In Edmonton, Canada, isolation and quarantine were instituted; public meetings were banned; schools, churches, colleges, theaters, and other public gathering places were closed; and business hours were restricted without obvious impact on the epidemic.” Our findings are also in line with Allen’s (2021) conclusion: “The most recent research has shown that lockdowns have had, at best, a marginal effect on the number of Covid 19 deaths.”

How to explain the failures of lockdown policies? 

Mandates only regulate a fraction of our potential contagious contacts and can hardly regulate nor enforce handwashing, coughing etiquette, distancing in supermarkets, etc. Countries like Denmark, Finland, and Norway that realized success in keeping COVID-19 mortality rates relatively low allowed people to go to work, use public transport, and meet privately at home during the first lockdown. In these countries, there were ample opportunities to legally meet with others.

At what cost the lockdowns?

Unintended consequences may play a larger role than recognized. We already pointed to the possible unintended consequence of SIPOs, which may isolate an infected person at home with his/her family where he/she risks infecting family members with a higher viral load, causing more severe illness. But often, lockdowns have limited peoples’ access to safe (outdoor) places such as beaches, parks, and zoos, or included outdoor mask mandates or strict outdoor gathering restrictions, pushing people to meet at less safe (indoor) places. Indeed, we do find some evidence that limiting gatherings was counterproductive and increased COVID-19 mortality

In conclusion, lockdowns as public policy were a monumental failure:

The use of lockdowns is a unique feature of the COVID-19 pandemic. Lockdowns have not been used to such a large extent during any of the pandemics of the past century.

However, lockdowns during the initial phase of the COVID-19 pandemic have had devastating effects. They have contributed to reducing economic activity, raising unemployment, reducing schooling, causing political unrest, contributing to domestic violence, and undermining liberal democracy. These costs to society must be compared to the benefits of lockdowns, which our meta-analysis has shown are marginal at best. Such a standard benefit-cost calculation leads to a strong conclusion: lockdowns should be rejected out of hand as a pandemic policy instrument.

Obviously, word is getting around. Countries in Europe, from Great Britain to Denmark are opening up. They are discarding the ineffective and damaging lockdown policies.

The New York Post reports:

Denmark is one of those countries that the American left loves to point to and say, “Why can’t we be more like them?” This week, for once, there should be bipartisan agreement to this sentiment.
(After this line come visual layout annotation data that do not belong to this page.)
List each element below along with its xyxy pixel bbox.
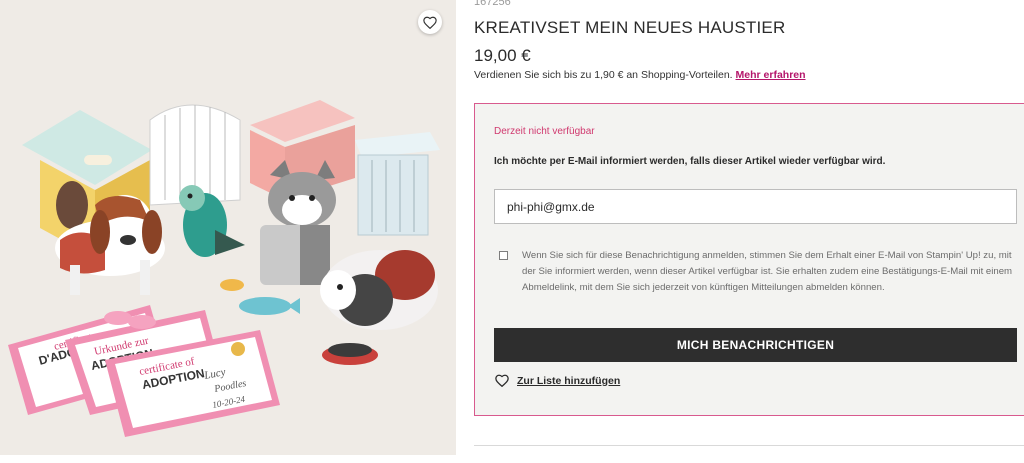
product-image: certificat D'ADOPTION Urkunde zur ADOPTI… [0,0,456,455]
consent-text: Wenn Sie sich für diese Benachrichtigung… [522,250,1013,293]
heart-outline-icon [495,374,509,387]
product-sku: 167256 [474,0,511,8]
unavailable-status: Derzeit nicht verfügbar [494,126,595,137]
product-price: 19,00 € [474,46,531,65]
product-photo: certificat D'ADOPTION Urkunde zur ADOPTI… [0,0,456,455]
product-info: 167256 KREATIVSET MEIN NEUES HAUSTIER 19… [474,0,1024,463]
learn-more-link[interactable]: Mehr erfahren [736,69,806,81]
notify-me-button[interactable]: MICH BENACHRICHTIGEN [494,328,1017,362]
email-input[interactable] [494,189,1017,224]
favorite-button[interactable] [418,10,442,34]
consent-row: Wenn Sie sich für diese Benachrichtigung… [499,248,1014,296]
heart-outline-icon [423,16,437,29]
rewards-text: Verdienen Sie sich bis zu 1,90 € an Shop… [474,69,733,81]
add-to-list-link[interactable]: Zur Liste hinzufügen [495,374,620,387]
product-title: KREATIVSET MEIN NEUES HAUSTIER [474,18,786,37]
notify-prompt: Ich möchte per E-Mail informiert werden,… [494,156,886,167]
section-divider [474,445,1024,446]
pet-crate-illustration [355,132,440,236]
availability-notification-panel: Derzeit nicht verfügbar Ich möchte per E… [474,103,1024,416]
rewards-note: Verdienen Sie sich bis zu 1,90 € an Shop… [474,69,806,81]
consent-checkbox[interactable] [499,251,508,260]
add-to-list-label: Zur Liste hinzufügen [517,374,621,387]
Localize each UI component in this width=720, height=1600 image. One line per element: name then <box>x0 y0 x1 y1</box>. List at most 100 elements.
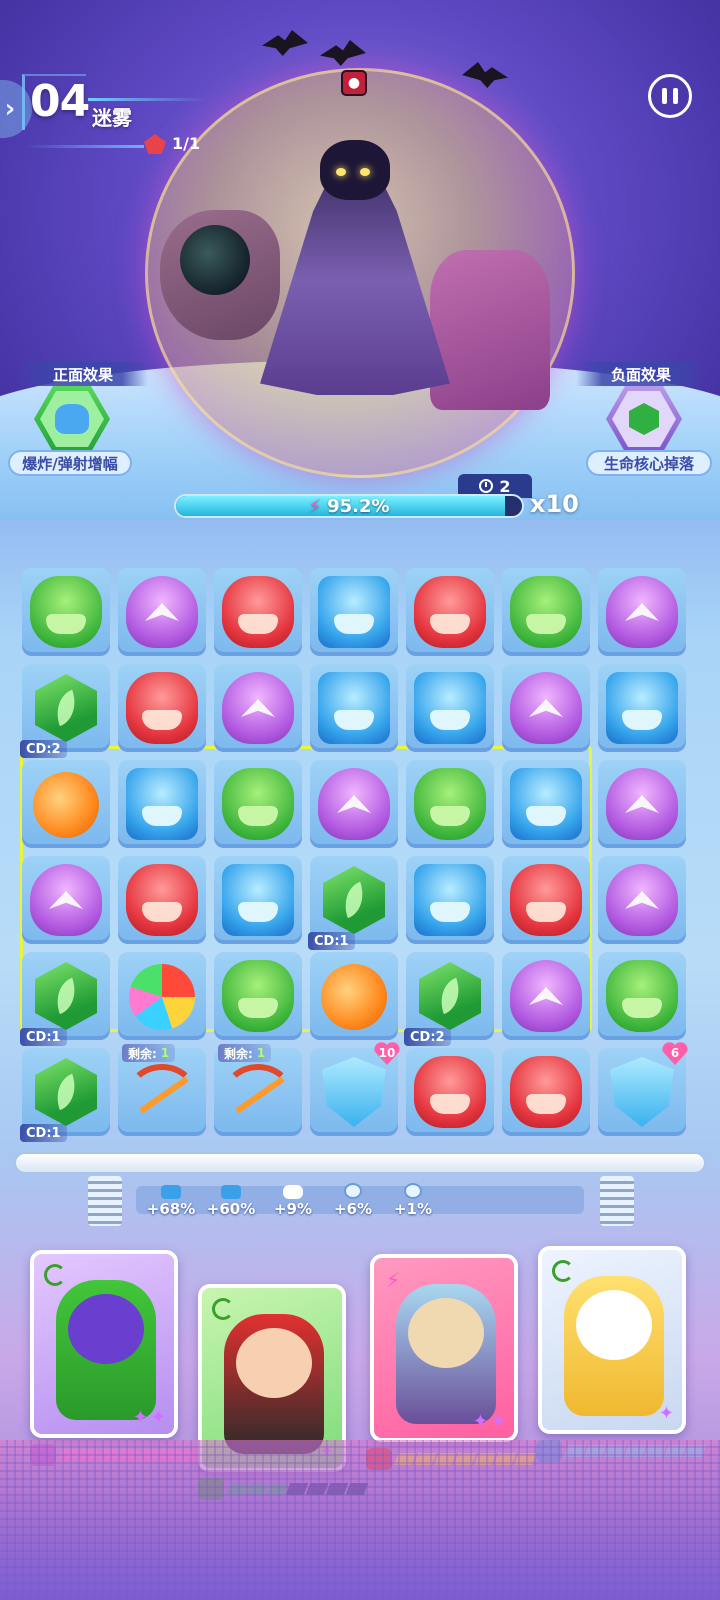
star-icon: ✦ <box>658 1403 674 1424</box>
piece-face <box>526 1094 566 1114</box>
board-tile[interactable] <box>118 664 206 752</box>
purple-helmet-piece-icon <box>606 576 678 648</box>
purple-helmet-piece-icon <box>510 960 582 1032</box>
board-tile[interactable] <box>406 760 494 848</box>
board-tile[interactable] <box>22 568 110 656</box>
board-tile[interactable] <box>598 856 686 944</box>
leaf-icon <box>49 689 83 727</box>
blue-robot-piece-icon <box>318 672 390 744</box>
board-tile[interactable] <box>406 856 494 944</box>
shield-icon <box>404 1183 422 1199</box>
negative-effect-title: 负面效果 <box>576 362 706 386</box>
board-tile[interactable] <box>502 952 590 1040</box>
board-tile[interactable] <box>214 760 302 848</box>
hero-card-astro-bear[interactable]: ✦ <box>538 1246 686 1434</box>
board-tile[interactable] <box>406 664 494 752</box>
boss-energy-percent: 95.2% <box>327 495 390 517</box>
board-tile[interactable] <box>598 952 686 1040</box>
board-tile[interactable] <box>310 664 398 752</box>
board-tile[interactable] <box>502 760 590 848</box>
board-tile[interactable] <box>118 952 206 1040</box>
piece-face <box>238 614 278 634</box>
board-tile[interactable] <box>502 1048 590 1136</box>
cooldown-label: CD:2 <box>20 740 67 758</box>
turn-timer-value: 2 <box>499 476 511 496</box>
blue-robot-piece-icon <box>414 672 486 744</box>
remaining-uses-label: 剩余: 1 <box>218 1044 272 1062</box>
fox-bomb-icon <box>321 964 387 1030</box>
board-tile[interactable] <box>598 760 686 848</box>
board-tile[interactable] <box>598 664 686 752</box>
blue-robot-icon <box>161 1185 181 1199</box>
board-tile[interactable]: CD:1 <box>308 856 398 950</box>
board-tile[interactable]: 剩余: 1 <box>214 1044 302 1136</box>
hero-head <box>68 1294 144 1364</box>
board-tile[interactable]: CD:1 <box>20 1048 110 1142</box>
swirl-icon <box>212 1298 234 1320</box>
shield-icon <box>344 1183 362 1199</box>
board-tile[interactable] <box>118 760 206 848</box>
board-tile[interactable] <box>22 760 110 848</box>
piece-face <box>142 902 182 922</box>
buff-item: +9% <box>262 1182 324 1218</box>
hero-head <box>576 1290 652 1360</box>
buff-value: +68% <box>146 1200 196 1218</box>
board-tile[interactable]: 6 <box>598 1048 686 1136</box>
positive-effect-description: 爆炸/弹射增幅 <box>8 450 132 476</box>
purple-helmet-piece-icon <box>222 672 294 744</box>
board-tile[interactable] <box>502 664 590 752</box>
remaining-uses-count: 1 <box>256 1046 266 1060</box>
board-tile[interactable] <box>406 1048 494 1136</box>
board-tile[interactable]: CD:2 <box>20 664 110 758</box>
shield-icon <box>322 1057 386 1127</box>
piece-face <box>238 998 278 1018</box>
swirl-icon <box>44 1264 66 1286</box>
heart-hp-badge: 10 <box>372 1040 402 1066</box>
board-tile[interactable]: CD:2 <box>404 952 494 1046</box>
piece-face <box>334 614 374 634</box>
leaf-gem-icon <box>419 962 481 1030</box>
hero-card-dino-girl[interactable]: ⚡ ✦ ✦ <box>370 1254 518 1442</box>
green-hero-piece-icon <box>222 960 294 1032</box>
purple-helmet-piece-icon <box>30 864 102 936</box>
wave-progress-line <box>24 145 144 148</box>
board-tile[interactable] <box>310 952 398 1040</box>
board-tile[interactable] <box>310 568 398 656</box>
blue-robot-icon <box>221 1185 241 1199</box>
board-tile[interactable] <box>118 856 206 944</box>
board-tile[interactable] <box>598 568 686 656</box>
board-tile[interactable] <box>118 568 206 656</box>
board-tile[interactable] <box>214 568 302 656</box>
piece-face <box>142 806 182 826</box>
board-tile[interactable]: 剩余: 1 <box>118 1044 206 1136</box>
board-tile[interactable] <box>22 856 110 944</box>
leaf-gem-icon <box>35 1058 97 1126</box>
board-tile[interactable]: CD:1 <box>20 952 110 1046</box>
board-tile[interactable] <box>502 856 590 944</box>
board-tile[interactable]: 10 <box>310 1048 398 1136</box>
green-hero-piece-icon <box>606 960 678 1032</box>
board-tile[interactable] <box>214 856 302 944</box>
leaf-gem-icon <box>323 866 385 934</box>
board-tile[interactable] <box>310 760 398 848</box>
blue-robot-piece-icon <box>222 864 294 936</box>
remaining-uses-text: 剩余: <box>224 1046 253 1061</box>
board-tile[interactable] <box>214 664 302 752</box>
spring-left <box>88 1176 122 1226</box>
board-tile[interactable] <box>214 952 302 1040</box>
buff-item: +68% <box>140 1182 202 1218</box>
lightning-icon: ⚡ <box>386 1268 401 1292</box>
swirl-icon <box>552 1260 574 1282</box>
pause-button[interactable] <box>648 74 692 118</box>
piece-face <box>46 614 86 634</box>
board-tile[interactable] <box>502 568 590 656</box>
damage-multiplier: x10 <box>530 490 579 518</box>
blue-robot-piece-icon <box>606 672 678 744</box>
leaf-icon <box>49 977 83 1015</box>
board-tile[interactable] <box>406 568 494 656</box>
positive-effect-title: 正面效果 <box>18 362 148 386</box>
green-hero-piece-icon <box>510 576 582 648</box>
hero-card-green-knight[interactable]: ✦ ✦ <box>30 1250 178 1438</box>
piece-face <box>526 902 566 922</box>
red-pig-piece-icon <box>510 864 582 936</box>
The Scandinavian nation has announced COVID no longer poses a threat to society, and is ending nearly all of its restrictions.
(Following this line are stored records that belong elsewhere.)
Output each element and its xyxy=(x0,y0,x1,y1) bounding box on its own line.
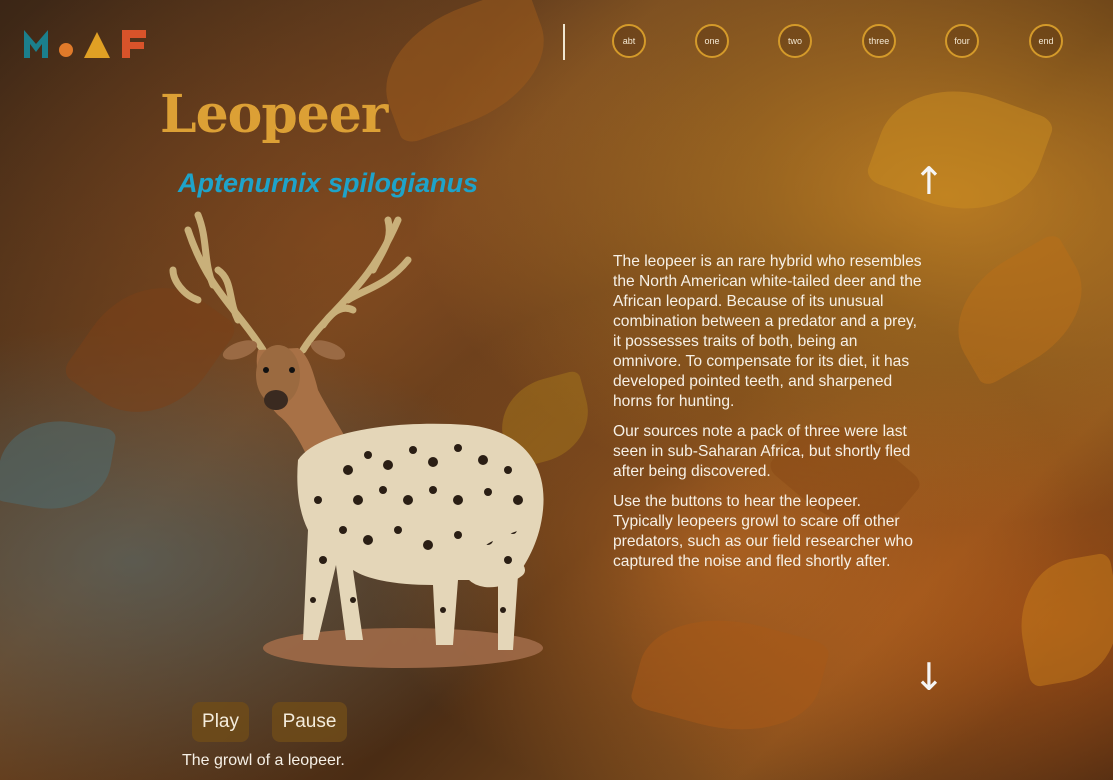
description-paragraph: Use the buttons to hear the leopeer. Typ… xyxy=(613,493,913,570)
arrow-up-icon[interactable]: ↑ xyxy=(913,162,945,200)
nav-item-abt[interactable]: abt xyxy=(612,24,646,58)
chapter-nav: abt one two three four end xyxy=(563,22,1083,62)
arrow-down-icon[interactable]: ↓ xyxy=(913,658,945,696)
nav-item-one[interactable]: one xyxy=(695,24,729,58)
nav-item-end[interactable]: end xyxy=(1029,24,1063,58)
nav-divider xyxy=(563,24,565,60)
scientific-name: Aptenurnix spilogianus xyxy=(178,168,479,198)
nav-item-two[interactable]: two xyxy=(778,24,812,58)
leopeer-image xyxy=(169,211,544,668)
page-title: Leopeer xyxy=(160,84,388,145)
description-paragraph: The leopeer is an rare hybrid who resemb… xyxy=(613,253,922,410)
audio-caption: The growl of a leopeer. xyxy=(182,752,345,769)
logo-mark xyxy=(24,30,146,58)
description: The leopeer is an rare hybrid who resemb… xyxy=(613,252,923,582)
nav-item-three[interactable]: three xyxy=(862,24,896,58)
site-logo[interactable] xyxy=(24,30,146,58)
description-paragraph: Our sources note a pack of three were la… xyxy=(613,423,911,480)
nav-item-four[interactable]: four xyxy=(945,24,979,58)
play-button[interactable]: Play xyxy=(192,702,249,742)
pause-button[interactable]: Pause xyxy=(272,702,347,742)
Ah, yes. But safety cultists in America insist that people still wear masks and avoid social contact:

The realization that the COVID emergency is over and life should get back to normal has dawned on much of Europe, but across parts of America, and right here in New York City, our feckless leaders can’t take yes for an answer. So, for God’s sake, What metric are they looking for to end this? Give us a number of deaths, cases, hospitalizations, infection fatality rate, anything, that means we can ease restrictions.

Increasingly, it appears that governors like Kathy Hochul and Gavin Newsom, who insist our children wear masks all day, while they gallivant about maskless, have no intention of ever letting this end. If they did they would be setting guidelines for easing restrictions, instead they plot out an endless quagmire of shifting events and possible variants.

The Post examines the decline in attendance at Broadway shows. In addition, it explains that mask mandates are making us look like perfect fools:

In today’s Gotham, attendance at Broadway shows is in the tank compared to pre-pandemic levels. Confusing, unenforced mask mandates still linger from the subway to the stadiums, and all while the rest of the world accepts that the Omicron variant and its less severe illness marked the end, not a new beginning, of the COVID crisis.